Christina Jackson, Manager of Photographic Services

What is your role at the museum?

Responsible for photographic services. I manage the department and work with two other photographers who provide photographic services for each department of the museum. We are responsible for photographing artwork, events, exhibits, staff portraits, learning and engagement programs, store advertisements and providing images for image rights requests and publications.

How long have you worked here?

16 years old.

How did you get into photography?

I’ve always been intrigued by photography and enjoyed the challenge of trying to capture a scene or experience in a way that evokes the feelings I had at the time. I could never have afforded a camera growing up, so I bought myself a compact camera in 2001 as a college graduation present (I graduated with a BFA in Fine Art Painting from the University from Maryland to College Park.)

From there, I was never satisfied with the automatic camera setting and struggled to learn how to get the exact shot I wanted through self-taught trial and error. After being laid off from a dead end job, I decided that I only wanted to earn a living by making art, and I was passionate about photography, but I needed to learn the camera better .

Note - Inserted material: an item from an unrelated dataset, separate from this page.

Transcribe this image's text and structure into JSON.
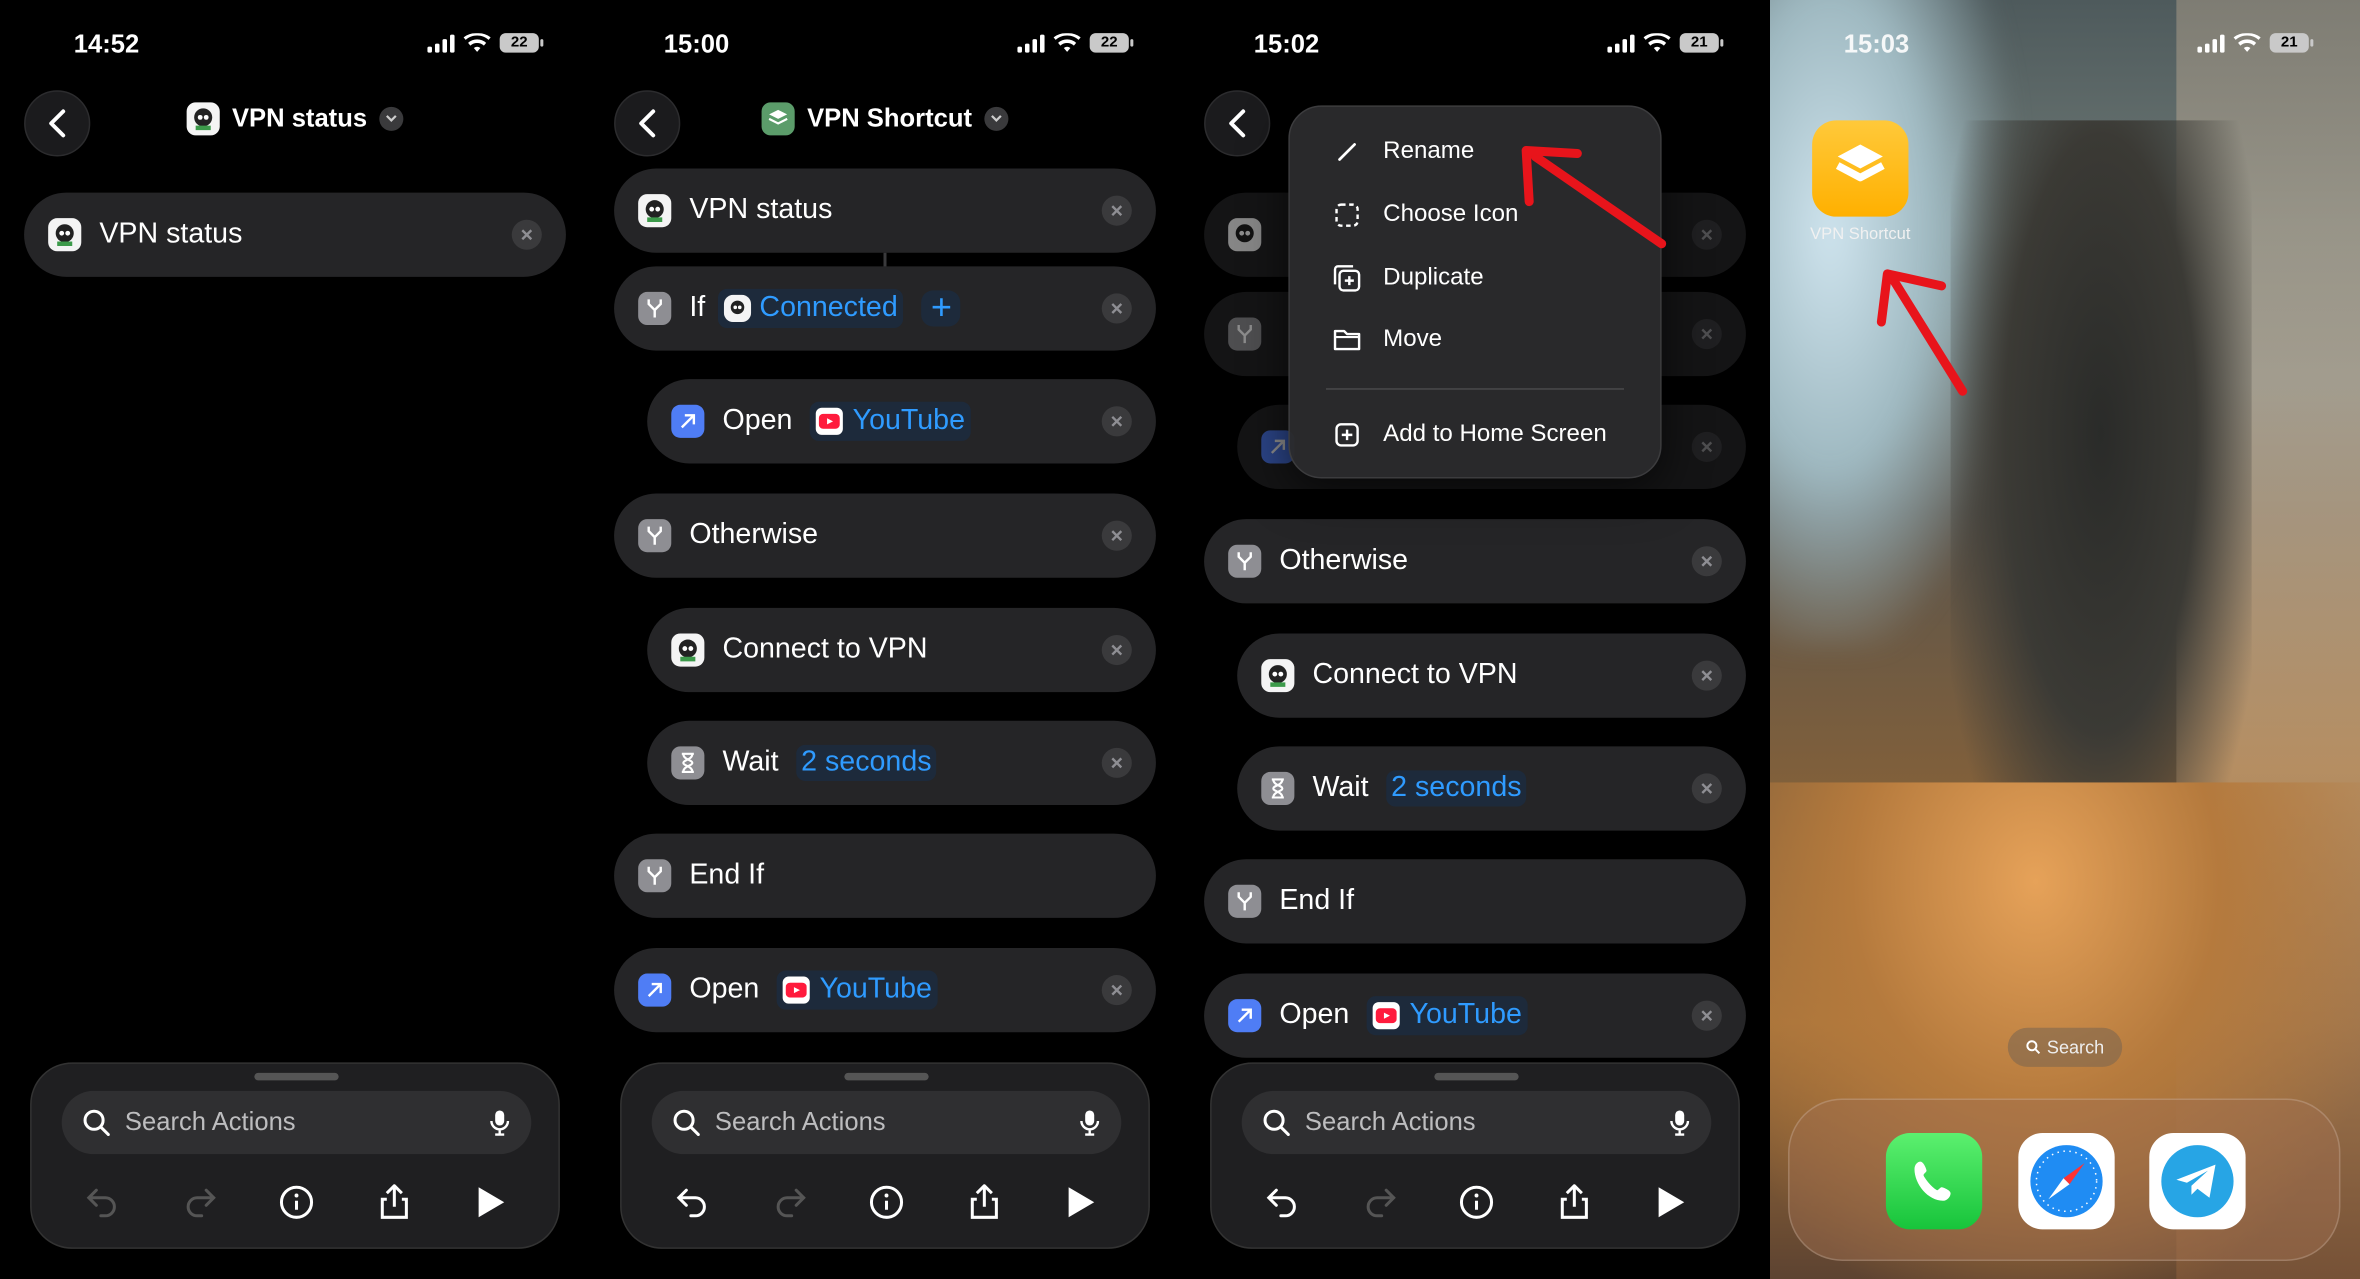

So I went back to school and got a bachelor’s degree in photography. During that time, I got an internship in the museum’s photo services department, and continued through the layoffs during the recession, got rehired as a contractor, then went back to the back full time until I finally became director.

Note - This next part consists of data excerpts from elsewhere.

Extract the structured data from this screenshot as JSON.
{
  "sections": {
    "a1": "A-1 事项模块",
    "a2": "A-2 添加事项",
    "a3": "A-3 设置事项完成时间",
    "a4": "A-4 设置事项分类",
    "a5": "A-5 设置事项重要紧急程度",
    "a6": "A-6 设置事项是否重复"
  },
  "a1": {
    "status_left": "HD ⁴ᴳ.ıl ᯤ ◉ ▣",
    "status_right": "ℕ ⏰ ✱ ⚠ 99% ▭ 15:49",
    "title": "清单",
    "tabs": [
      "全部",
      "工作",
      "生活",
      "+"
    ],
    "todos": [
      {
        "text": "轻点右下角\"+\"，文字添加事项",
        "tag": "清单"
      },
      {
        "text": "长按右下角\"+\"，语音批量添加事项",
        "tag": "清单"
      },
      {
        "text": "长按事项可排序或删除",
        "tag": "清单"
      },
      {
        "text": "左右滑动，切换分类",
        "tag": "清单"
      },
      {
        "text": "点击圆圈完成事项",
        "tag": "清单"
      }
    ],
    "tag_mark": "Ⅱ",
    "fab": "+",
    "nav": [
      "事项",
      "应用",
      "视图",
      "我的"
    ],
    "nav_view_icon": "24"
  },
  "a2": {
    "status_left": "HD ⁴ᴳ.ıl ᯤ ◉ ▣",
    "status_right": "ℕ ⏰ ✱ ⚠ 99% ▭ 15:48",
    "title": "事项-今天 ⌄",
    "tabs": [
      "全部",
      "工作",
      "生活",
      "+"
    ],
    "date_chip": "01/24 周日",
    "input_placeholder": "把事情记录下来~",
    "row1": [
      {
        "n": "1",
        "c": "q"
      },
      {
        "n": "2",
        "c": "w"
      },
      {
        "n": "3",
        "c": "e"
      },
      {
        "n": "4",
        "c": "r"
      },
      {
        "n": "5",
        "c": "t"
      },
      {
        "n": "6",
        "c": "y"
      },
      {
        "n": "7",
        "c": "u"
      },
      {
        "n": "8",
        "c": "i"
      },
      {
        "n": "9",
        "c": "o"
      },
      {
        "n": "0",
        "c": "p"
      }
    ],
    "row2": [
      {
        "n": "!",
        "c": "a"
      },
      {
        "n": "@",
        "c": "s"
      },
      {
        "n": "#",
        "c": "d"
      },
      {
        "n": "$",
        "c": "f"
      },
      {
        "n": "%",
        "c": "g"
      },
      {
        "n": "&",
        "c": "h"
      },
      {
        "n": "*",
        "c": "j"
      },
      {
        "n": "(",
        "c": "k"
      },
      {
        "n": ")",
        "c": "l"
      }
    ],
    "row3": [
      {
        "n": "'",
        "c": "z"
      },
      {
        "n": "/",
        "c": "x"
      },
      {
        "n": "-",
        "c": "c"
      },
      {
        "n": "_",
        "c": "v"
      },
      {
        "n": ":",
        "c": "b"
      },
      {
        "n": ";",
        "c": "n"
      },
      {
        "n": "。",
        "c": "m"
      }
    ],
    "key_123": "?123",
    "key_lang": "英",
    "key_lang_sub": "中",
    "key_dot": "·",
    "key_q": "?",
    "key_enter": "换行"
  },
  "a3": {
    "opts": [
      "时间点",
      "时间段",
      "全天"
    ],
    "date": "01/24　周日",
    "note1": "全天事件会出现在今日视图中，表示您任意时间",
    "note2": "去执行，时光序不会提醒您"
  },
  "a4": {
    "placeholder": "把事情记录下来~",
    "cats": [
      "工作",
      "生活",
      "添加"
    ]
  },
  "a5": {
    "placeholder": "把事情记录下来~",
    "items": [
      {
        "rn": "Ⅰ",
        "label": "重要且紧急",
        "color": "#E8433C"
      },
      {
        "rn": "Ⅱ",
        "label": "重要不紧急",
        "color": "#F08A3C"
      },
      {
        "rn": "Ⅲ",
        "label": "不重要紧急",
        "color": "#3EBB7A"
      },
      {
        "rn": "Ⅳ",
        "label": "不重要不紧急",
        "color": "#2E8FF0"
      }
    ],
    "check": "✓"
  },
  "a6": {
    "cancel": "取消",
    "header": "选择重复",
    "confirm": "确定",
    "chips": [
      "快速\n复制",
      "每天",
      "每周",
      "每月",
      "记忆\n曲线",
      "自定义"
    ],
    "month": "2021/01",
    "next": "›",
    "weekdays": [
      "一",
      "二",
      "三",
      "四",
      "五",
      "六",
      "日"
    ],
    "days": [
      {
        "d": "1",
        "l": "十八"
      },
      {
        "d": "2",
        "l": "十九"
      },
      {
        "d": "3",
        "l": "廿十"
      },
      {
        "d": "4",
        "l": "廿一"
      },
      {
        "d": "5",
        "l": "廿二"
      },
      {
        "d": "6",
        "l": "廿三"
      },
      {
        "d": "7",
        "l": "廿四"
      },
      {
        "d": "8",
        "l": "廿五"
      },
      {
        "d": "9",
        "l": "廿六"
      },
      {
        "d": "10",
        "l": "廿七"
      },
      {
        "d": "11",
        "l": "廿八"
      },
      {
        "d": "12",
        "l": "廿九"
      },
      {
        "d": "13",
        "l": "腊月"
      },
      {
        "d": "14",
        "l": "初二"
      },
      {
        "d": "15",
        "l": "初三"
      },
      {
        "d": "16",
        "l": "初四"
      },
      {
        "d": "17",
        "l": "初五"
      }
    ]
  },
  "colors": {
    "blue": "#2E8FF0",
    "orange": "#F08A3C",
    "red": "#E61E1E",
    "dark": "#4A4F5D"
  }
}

Do you also photograph outside of work at the museum?

Yes, especially when I travel. I sometimes get into alternative processes when I have time to get creative.

Do you express yourself with other art forms?

Not as much as before. I sometimes paint with alcohol inks and I draw.

If you take photos outside of your work at the museum, how do you convey your vision to those who see your work?

Whenever I travel, I am always amazed by the beauty of the world, so I try to capture that feeling of being there and hope the viewer will feel the same sense of awe as me.

What do you think is one piece of art at the museum this summer that visitors should make a point of seeing?

We have the Modern women/modern vision exhibition filled with iconic and stunning photographs by female artists. Everything about this exhibit is not to be missed. I’ve always been a fan of Sandy Skoglund and it’s always great to see her work in person. Her picture Revenge of the Goldfish is currently playing in Modern women/modern vision.

What advice do you have for beginner photographers?

Learn as much as you can and keep practicing. I’m constantly learning new techniques and tricks, and I feel like the photos just keep getting better because of it. Look to others for inspiration and see if you can figure out how they did it, maybe you could learn something new.

Do you have any recommendations for people who want to get involved in their local arts community?

Research who and what interests you and don’t be afraid to reach out. The artist community is generally very welcoming and happy to collaborate, learn and share with each other.

What do you like to do in your spare time ?

In addition to playing with alternative photographic processes, I enjoy reading science fiction, fantasy, playing video games and playing with my cats.

Where can people find your work?

Unfortunately, I no longer have a personal website, but people can find my work on the Denver Art Museum website and in internal publications such as: Collection Highlights, From the Fire: Contemporary Japanese Ceramics from the Robert and Lisa Kessler Collection, Traitor, Survivor, Icon: The Legacy of La Malinche and any other publications produced by the museum.